Maybe they heard, maybe they didn't because I was away again thinking of what weapons they were talking about - and I remembered the pistol. I reached over a clicked open the glove box and there she was looking so forlorn because I'd completely forgotten about her for days. My Gloch. I grasped her tenderly and drew her to my chest, then at a thought, ejected the magazine to count the rounds. It was empty. I slammed it back into the grip and shook my head. Where had all the rounds gone? I'd only fired one shot, I only needed one, my hand, left or right, I don't remember anymore, I was confused, I didn't need a gun, my hand, my arm would protect me just like it's always done. I had the KFC bucket in one hand and the pistol in the other when I jumped out of the car.
"It's empty," I yelled at the wall of light, waving both arms.
I meant the pistol was empty even though it was true of the bucket too. I can't begin to understand what they were thinking when somebody jumps from a car in the low light of dusk waving a KFC bucket and a pistol at them, yelling that's it empty. An empty pistol renders it useless unless someone is close enough to chuck it at and an empty bucket of KFC is just plain sad. Sadder still was some of the contents from the bucket still lay inside the car.
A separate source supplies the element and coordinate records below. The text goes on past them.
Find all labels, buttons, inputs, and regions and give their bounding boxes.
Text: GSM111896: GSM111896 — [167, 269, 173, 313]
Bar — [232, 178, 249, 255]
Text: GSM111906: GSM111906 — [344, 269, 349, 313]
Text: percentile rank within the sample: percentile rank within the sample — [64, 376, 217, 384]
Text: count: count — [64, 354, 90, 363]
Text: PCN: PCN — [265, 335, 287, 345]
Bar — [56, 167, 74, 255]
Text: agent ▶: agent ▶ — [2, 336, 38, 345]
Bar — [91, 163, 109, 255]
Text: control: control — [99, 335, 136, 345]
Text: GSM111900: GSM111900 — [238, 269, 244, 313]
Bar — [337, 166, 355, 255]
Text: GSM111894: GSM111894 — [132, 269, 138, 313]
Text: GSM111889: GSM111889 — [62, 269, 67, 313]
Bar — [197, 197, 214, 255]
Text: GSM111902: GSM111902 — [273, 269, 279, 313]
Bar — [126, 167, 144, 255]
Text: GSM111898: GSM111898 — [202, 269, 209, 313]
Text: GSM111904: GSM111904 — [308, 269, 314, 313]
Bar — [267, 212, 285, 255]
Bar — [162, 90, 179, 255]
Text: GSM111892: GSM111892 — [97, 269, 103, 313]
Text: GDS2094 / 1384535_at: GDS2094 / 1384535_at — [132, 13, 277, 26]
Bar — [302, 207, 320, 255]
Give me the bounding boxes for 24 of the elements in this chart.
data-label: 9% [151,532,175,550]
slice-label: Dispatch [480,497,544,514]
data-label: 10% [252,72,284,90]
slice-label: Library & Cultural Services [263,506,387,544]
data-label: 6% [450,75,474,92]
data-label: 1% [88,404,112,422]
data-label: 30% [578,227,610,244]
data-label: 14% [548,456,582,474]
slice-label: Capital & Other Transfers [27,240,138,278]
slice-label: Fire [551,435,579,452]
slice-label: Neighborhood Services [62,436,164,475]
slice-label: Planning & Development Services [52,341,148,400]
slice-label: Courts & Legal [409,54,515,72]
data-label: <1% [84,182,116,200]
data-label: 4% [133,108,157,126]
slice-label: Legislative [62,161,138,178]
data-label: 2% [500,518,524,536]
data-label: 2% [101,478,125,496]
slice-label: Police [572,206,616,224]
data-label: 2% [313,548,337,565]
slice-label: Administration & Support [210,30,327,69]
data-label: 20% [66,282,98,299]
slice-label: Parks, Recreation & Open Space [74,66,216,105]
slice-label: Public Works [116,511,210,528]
That booming voice again, so distorted I had no idea what it said this time. And how did they know my name?
I yelled again, waving my arms still, "it's empty you idiots, it's fucking empty!" And I took a step toward the lights.
The first shot that hit me didn't even register. I was looking at the pretty lights. The huge ground to sky wall of white light with the seemingly dozens of blue and red flashing strobes in the background now being pockmarked by yellow and crimson pin spots, it really was beautiful. I stepped toward them and a second and third bullet hit me. I stopped and looked down, seeing the flowers of blood staining my new shirt.
"You bastards, this is a new shirt" and I marched toward them waving the KFC bucket more emphatically in my left hand because my right arm and shoulder also took hits. The bucket became my weapon and I waved it at them like a sword as I charged, and only when it took a direct hit leaving me clutching a torn rim did I stop, falling first to my knees.
"It's empty," I told them again, and fell forward flat onto my face.
The last thing I heard was a radio. No, not the squelch and static of a police radio, a commercial radio station. Maybe it had been playing in the background before but in the silence following it became the centrepiece. It travelled across the still air as clear as, well, day, even though it wasn't.
And the song? "Oh Carol" by Smokie. Of course.
Stupid bitch. Then all those pretty lights went out.